“Gut health” is widely used by clinicians, researchers, industry, and the public—but until now lacked a unified, clinically usable definition. This ISAPP consensus statement convened an interdisciplinary expert panel to clarify what “gut health” should mean and how it should be measured, particularly in the context of diet, fermented foods, probiotics, prebiotics, and microbiome research.
The panel proposes a pragmatic definition: gut health is “a state of normal gastrointestinal function without active gastrointestinal disease and gut-related symptoms that affect quality of life.” Crucially, the definition is not limited to absence of diagnosis: a patient with IBD or coeliac disease may still have gut health during remission. Equally, poor gut health can exist without obvious symptoms or without measurable abnormalities—highlighting the gap between patient experience and current objective testing.
The statement emphasizes that gut health is multidimensional, spanning functional physiology (motility, secretion, absorption), microbiome-related functions, barrier integrity, immune homeostasis, gut endocrine function, and the gut–brain axis. The authors also review clinically accessible metrics and caution that many emerging “gut health tests” lack validated normal ranges or correlate poorly with meaningful outcomes.
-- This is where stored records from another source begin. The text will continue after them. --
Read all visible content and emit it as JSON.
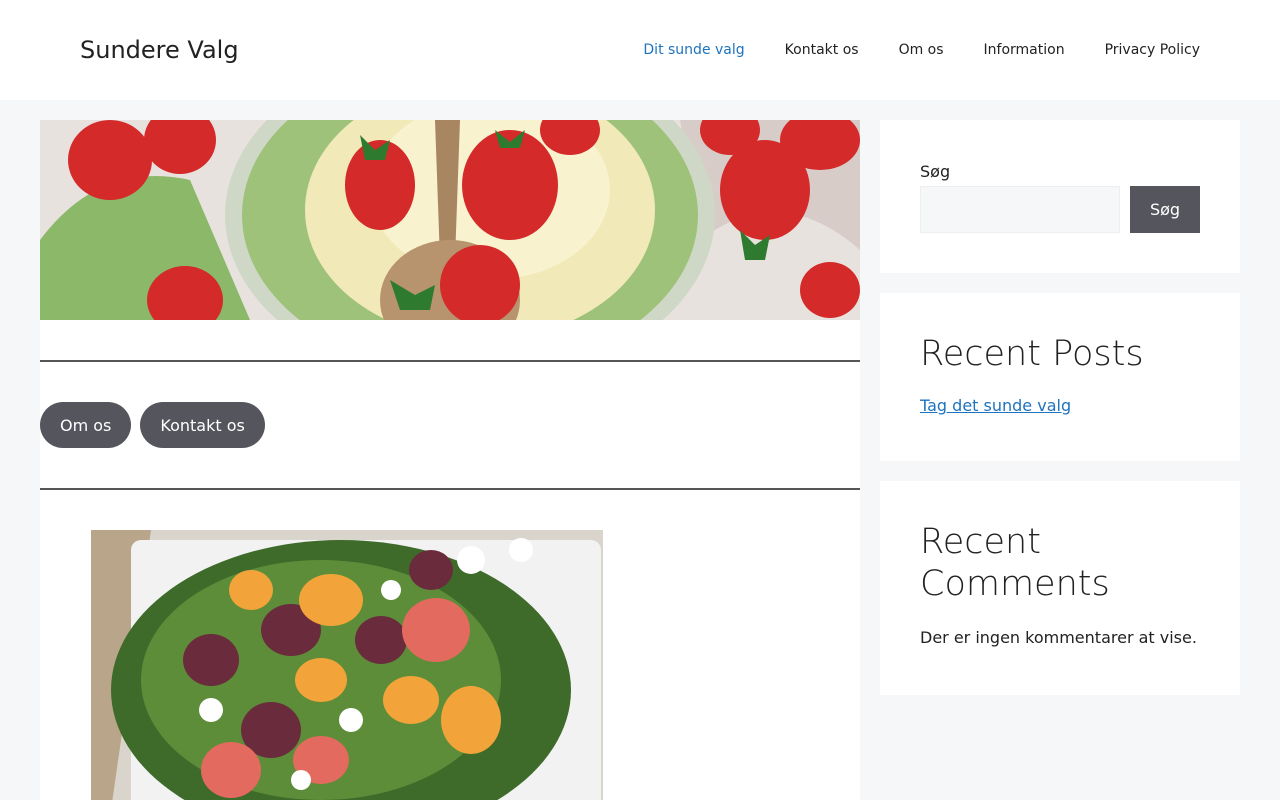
{
  "site": {
    "title": "Sundere Valg"
  },
  "nav": {
    "items": [
      {
        "label": "Dit sunde valg",
        "active": true
      },
      {
        "label": "Kontakt os",
        "active": false
      },
      {
        "label": "Om os",
        "active": false
      },
      {
        "label": "Information",
        "active": false
      },
      {
        "label": "Privacy Policy",
        "active": false
      }
    ]
  },
  "content": {
    "buttons": [
      "Om os",
      "Kontakt os"
    ]
  },
  "sidebar": {
    "search": {
      "label": "Søg",
      "placeholder": "",
      "value": "",
      "button": "Søg"
    },
    "recent_posts": {
      "title": "Recent Posts",
      "items": [
        "Tag det sunde valg"
      ]
    },
    "recent_comments": {
      "title": "Recent Comments",
      "empty_text": "Der er ingen kommentarer at vise."
    }
  },
  "colors": {
    "accent_link": "#1e73be",
    "button_bg": "#55555e",
    "page_bg": "#f6f7f9"
  }
}
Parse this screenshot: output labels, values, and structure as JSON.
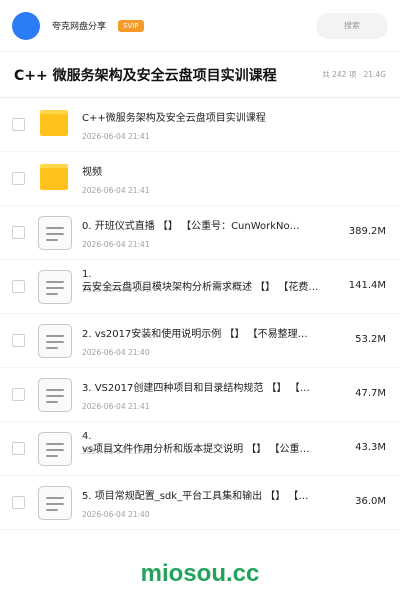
{
  "header": {
    "user_name": "夸克网盘分享",
    "badge": "SVIP",
    "search_placeholder": "搜索"
  },
  "folder": {
    "title": "C++ 微服务架构及安全云盘项目实训课程",
    "summary": "共 242 项 · 21.4G"
  },
  "files": [
    {
      "type": "folder",
      "name": "C++微服务架构及安全云盘项目实训课程",
      "name_line2": "",
      "date": "2026-06-04 21:41",
      "size": "",
      "icon": "folder-icon"
    },
    {
      "type": "folder",
      "name": "视频",
      "name_line2": "",
      "date": "2026-06-04 21:41",
      "size": "",
      "icon": "folder-icon"
    },
    {
      "type": "file",
      "name": "0. 开班仪式直播 【】 【公重号：CunWorkNo…",
      "name_line2": "",
      "date": "2026-06-04 21:41",
      "size": "389.2M",
      "icon": "document-icon"
    },
    {
      "type": "file",
      "name": "1.",
      "name_line2": "云安全云盘项目模块架构分析需求概述 【】 【花费…",
      "date": "2026-06-04 21:41",
      "size": "141.4M",
      "icon": "document-icon"
    },
    {
      "type": "file",
      "name": "2. vs2017安装和使用说明示例 【】 【不易整理…",
      "name_line2": "",
      "date": "2026-06-04 21:40",
      "size": "53.2M",
      "icon": "document-icon"
    },
    {
      "type": "file",
      "name": "3. VS2017创建四种项目和目录结构规范 【】 【…",
      "name_line2": "",
      "date": "2026-06-04 21:41",
      "size": "47.7M",
      "icon": "document-icon"
    },
    {
      "type": "file",
      "name": "4.",
      "name_line2": "vs项目文件作用分析和版本提交说明 【】 【公重…",
      "date": "2026-06-04 21:40",
      "size": "43.3M",
      "icon": "document-icon"
    },
    {
      "type": "file",
      "name": "5. 项目常规配置_sdk_平台工具集和输出 【】 【…",
      "name_line2": "",
      "date": "2026-06-04 21:40",
      "size": "36.0M",
      "icon": "document-icon"
    }
  ],
  "watermark": "miosou.cc"
}
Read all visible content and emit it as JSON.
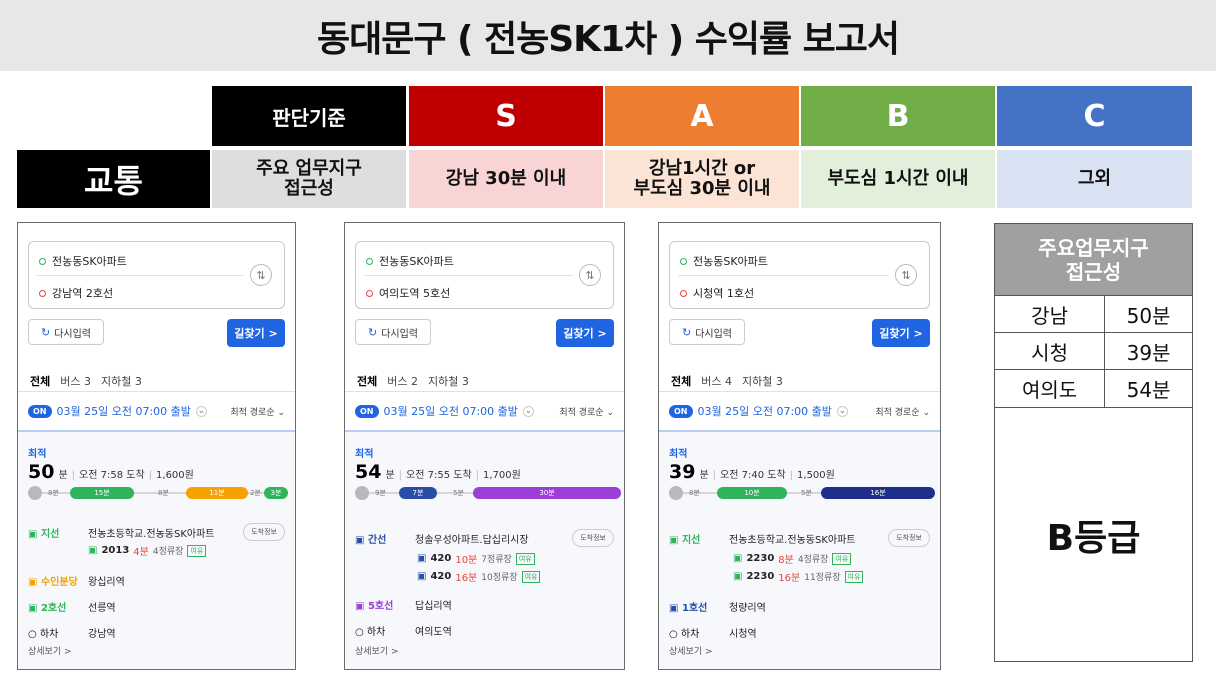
{
  "title": "동대문구 ( 전농SK1차 ) 수익률 보고서",
  "criteria": {
    "header_label": "판단기준",
    "grades": [
      {
        "grade": "S",
        "color": "#c00000",
        "cond_bg": "#f8d4d4",
        "condition_lines": [
          "강남 30분 이내"
        ]
      },
      {
        "grade": "A",
        "color": "#ed7d31",
        "cond_bg": "#fbe4d5",
        "condition_lines": [
          "강남1시간 or",
          "부도심 30분 이내"
        ]
      },
      {
        "grade": "B",
        "color": "#70ad47",
        "cond_bg": "#e2efda",
        "condition_lines": [
          "부도심 1시간 이내"
        ]
      },
      {
        "grade": "C",
        "color": "#4472c4",
        "cond_bg": "#dae3f3",
        "condition_lines": [
          "그외"
        ]
      }
    ],
    "category": "교통",
    "criterion_lines": [
      "주요 업무지구",
      "접근성"
    ]
  },
  "routes": [
    {
      "origin": "전농동SK아파트",
      "destination": "강남역 2호선",
      "reset_label": "다시입력",
      "search_label": "길찾기 >",
      "tabs": [
        "전체",
        "버스 3",
        "지하철 3"
      ],
      "on_badge": "ON",
      "depart": "03월 25일 오전 07:00 출발",
      "sort": "최적 경로순",
      "best_label": "최적",
      "duration": "50",
      "duration_unit": "분",
      "arrive": "오전 7:58 도착",
      "fare": "1,600원",
      "segments": [
        "8분",
        "15분",
        "8분",
        "11분",
        "2분",
        "3분"
      ],
      "steps": [
        {
          "label": "지선",
          "stop": "전농초등학교.전농동SK아파트",
          "arrival_badge": "도착정보",
          "buses": [
            {
              "num": "2013",
              "min": "4분",
              "rem": "4정류장",
              "tag": "여유"
            }
          ]
        },
        {
          "label": "수인분당",
          "stop": "왕십리역"
        },
        {
          "label": "2호선",
          "stop": "선릉역"
        },
        {
          "label": "하차",
          "stop": "강남역"
        }
      ],
      "more": "상세보기 >"
    },
    {
      "origin": "전농동SK아파트",
      "destination": "여의도역 5호선",
      "reset_label": "다시입력",
      "search_label": "길찾기 >",
      "tabs": [
        "전체",
        "버스 2",
        "지하철 3"
      ],
      "on_badge": "ON",
      "depart": "03월 25일 오전 07:00 출발",
      "sort": "최적 경로순",
      "best_label": "최적",
      "duration": "54",
      "duration_unit": "분",
      "arrive": "오전 7:55 도착",
      "fare": "1,700원",
      "segments": [
        "9분",
        "7분",
        "5분",
        "30분"
      ],
      "steps": [
        {
          "label": "간선",
          "stop": "청솔우성아파트.답십리시장",
          "arrival_badge": "도착정보",
          "buses": [
            {
              "num": "420",
              "min": "10분",
              "rem": "7정류장",
              "tag": "여유"
            },
            {
              "num": "420",
              "min": "16분",
              "rem": "10정류장",
              "tag": "여유"
            }
          ]
        },
        {
          "label": "5호선",
          "stop": "답십리역"
        },
        {
          "label": "하차",
          "stop": "여의도역"
        }
      ],
      "more": "상세보기 >"
    },
    {
      "origin": "전농동SK아파트",
      "destination": "시청역 1호선",
      "reset_label": "다시입력",
      "search_label": "길찾기 >",
      "tabs": [
        "전체",
        "버스 4",
        "지하철 3"
      ],
      "on_badge": "ON",
      "depart": "03월 25일 오전 07:00 출발",
      "sort": "최적 경로순",
      "best_label": "최적",
      "duration": "39",
      "duration_unit": "분",
      "arrive": "오전 7:40 도착",
      "fare": "1,500원",
      "segments": [
        "8분",
        "10분",
        "5분",
        "16분"
      ],
      "steps": [
        {
          "label": "지선",
          "stop": "전농초등학교.전농동SK아파트",
          "arrival_badge": "도착정보",
          "buses": [
            {
              "num": "2230",
              "min": "8분",
              "rem": "4정류장",
              "tag": "여유"
            },
            {
              "num": "2230",
              "min": "16분",
              "rem": "11정류장",
              "tag": "여유"
            }
          ]
        },
        {
          "label": "1호선",
          "stop": "청량리역"
        },
        {
          "label": "하차",
          "stop": "시청역"
        }
      ],
      "more": "상세보기 >"
    }
  ],
  "access_table": {
    "header_lines": [
      "주요업무지구",
      "접근성"
    ],
    "rows": [
      {
        "place": "강남",
        "time": "50분"
      },
      {
        "place": "시청",
        "time": "39분"
      },
      {
        "place": "여의도",
        "time": "54분"
      }
    ],
    "grade": "B등급"
  }
}
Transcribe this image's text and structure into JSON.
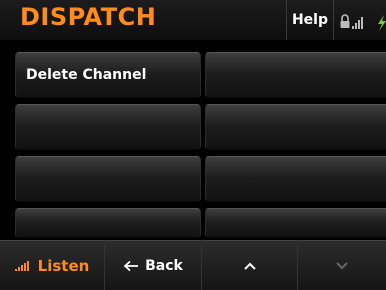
{
  "header": {
    "title": "DISPATCH",
    "help_label": "Help",
    "status_icons": [
      "lock-icon",
      "signal-bars-icon",
      "battery-charging-icon"
    ]
  },
  "grid": {
    "buttons": [
      {
        "label": "Delete Channel"
      },
      {
        "label": ""
      },
      {
        "label": ""
      },
      {
        "label": ""
      },
      {
        "label": ""
      },
      {
        "label": ""
      },
      {
        "label": ""
      },
      {
        "label": ""
      }
    ]
  },
  "footer": {
    "listen_label": "Listen",
    "back_label": "Back",
    "up_icon": "chevron-up-icon",
    "down_icon": "chevron-down-icon"
  },
  "colors": {
    "accent": "#ff8c1a",
    "background": "#000000",
    "text": "#ffffff",
    "battery": "#7cc63a"
  }
}
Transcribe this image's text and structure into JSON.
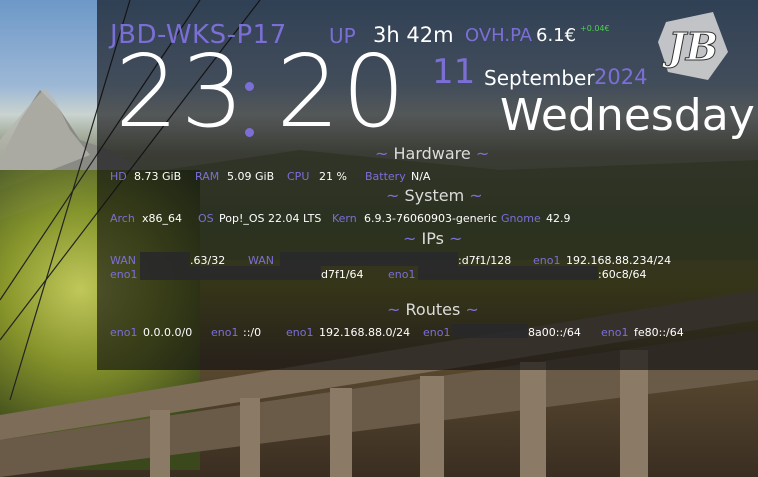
{
  "host": "JBD-WKS-P17",
  "clock": {
    "hours": "23",
    "minutes": "20"
  },
  "uptime": {
    "label": "UP",
    "value": "3h 42m"
  },
  "stock": {
    "symbol": "OVH.PA",
    "price": "6.1€",
    "change": "+0.04€"
  },
  "date": {
    "day": "11",
    "month": "September",
    "year": "2024",
    "weekday": "Wednesday"
  },
  "logo_text": "JB",
  "sections": {
    "hardware": "Hardware",
    "system": "System",
    "ips": "IPs",
    "routes": "Routes",
    "tilde": "~"
  },
  "hardware": {
    "hd_label": "HD",
    "hd_value": "8.73 GiB",
    "ram_label": "RAM",
    "ram_value": "5.09 GiB",
    "cpu_label": "CPU",
    "cpu_value": "21 %",
    "battery_label": "Battery",
    "battery_value": "N/A"
  },
  "system": {
    "arch_label": "Arch",
    "arch_value": "x86_64",
    "os_label": "OS",
    "os_value": "Pop!_OS 22.04 LTS",
    "kern_label": "Kern",
    "kern_value": "6.9.3-76060903-generic",
    "gnome_label": "Gnome",
    "gnome_value": "42.9"
  },
  "ips": {
    "wan1_label": "WAN",
    "wan1_value": ".63/32",
    "wan2_label": "WAN",
    "wan2_value": ":d7f1/128",
    "eno1a_label": "eno1",
    "eno1a_value": "192.168.88.234/24",
    "eno1b_label": "eno1",
    "eno1b_value": "d7f1/64",
    "eno1c_label": "eno1",
    "eno1c_value": ":60c8/64"
  },
  "routes": [
    {
      "label": "eno1",
      "value": "0.0.0.0/0"
    },
    {
      "label": "eno1",
      "value": "::/0"
    },
    {
      "label": "eno1",
      "value": "192.168.88.0/24"
    },
    {
      "label": "eno1",
      "value": "8a00::/64"
    },
    {
      "label": "eno1",
      "value": "fe80::/64"
    }
  ],
  "colors": {
    "accent": "#7b6fd6",
    "text": "#ffffff",
    "positive": "#4fd04f"
  }
}
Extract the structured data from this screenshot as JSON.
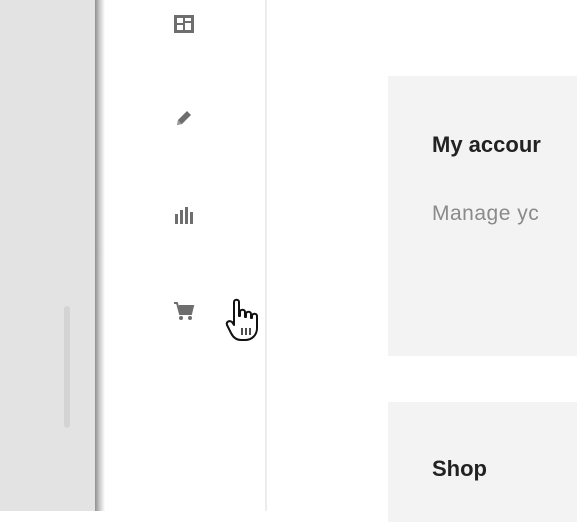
{
  "nav_rail": {
    "icons": [
      {
        "name": "dashboard-icon"
      },
      {
        "name": "edit-icon"
      },
      {
        "name": "bar-chart-icon"
      },
      {
        "name": "cart-icon"
      }
    ]
  },
  "cards": [
    {
      "title": "My accour",
      "description": "Manage yc"
    },
    {
      "title": "Shop"
    }
  ],
  "colors": {
    "card_bg": "#f3f3f3",
    "icon": "#6e6e6e",
    "title": "#222222",
    "description": "#8a8a8a"
  }
}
This consensus provides a needed foundation for consistent clinical communication and for designing dietary/biotic intervention trials with clearer endpoints and more defensible claims.
20 Key Takeaways
Gut health needed a standard definition—the term has been used inconsistently across science, medicine, and marketing.
ISAPP defines gut health as normal GI function without active GI disease and symptoms that impair quality of life.
Disease diagnosis ≠ absence of gut health: remission states (e.g., IBD in remission) can meet gut health criteria.
Conversely, poor gut health can exist without symptoms (subclinical dysfunction) or without measurable abnormalities.
The framework integrates subjective experience + objective function—both matter.
The concept applies to the entire GI tract, from mouth to anus.
“Gut health” is considered broadly synonymous with gastrointestinal health, and includes digestive health.
Transient symptoms from normal physiology (stress diarrhea, travel constipation) should be distinguished from persistent QOL-impacting symptoms.
Quality of life impact is central—symptoms become “clinically important” when they are bothersome and impair daily living.
The statement organizes gut health into six functional domains: digestion/physiology, microbiome, barrier, immunity, endocrine, gut–brain axis.
Many objective measures (e.g., permeability tests, microbiome indices) lack validated normal ranges and have variable reproducibility.
Microbiome testing currently cannot define an individual’s gut health reliably in clinical practice.
“Dysbiosis” is a problematic term—microbiome patterns vary widely by geography, age, and context.
Barrier function (“leaky gut”) is often overinterpreted; all guts are selectively permeable, and many claims exceed evidence.
Stool tools like Bristol stool form scale and symptom frequency/duration remain highly practical clinical metrics.
Inflammation assessment is best supported by histology when needed; noninvasive markers (CRP, fecal calprotectin) are helpful but not definitive.
Diet is a major determinant, but responses are highly individualized; “one diet fits all” is unsupported.
Research outcomes labeled “gut health” are often heterogeneous—this consensus encourages clarity about which domain is being targeted.
The panel argues for development of core outcome sets to standardize gut health research and reduce reporting bias.
This document is a starting point: future work must refine validated biomarkers, normal ranges, and determinants of future gut health risk.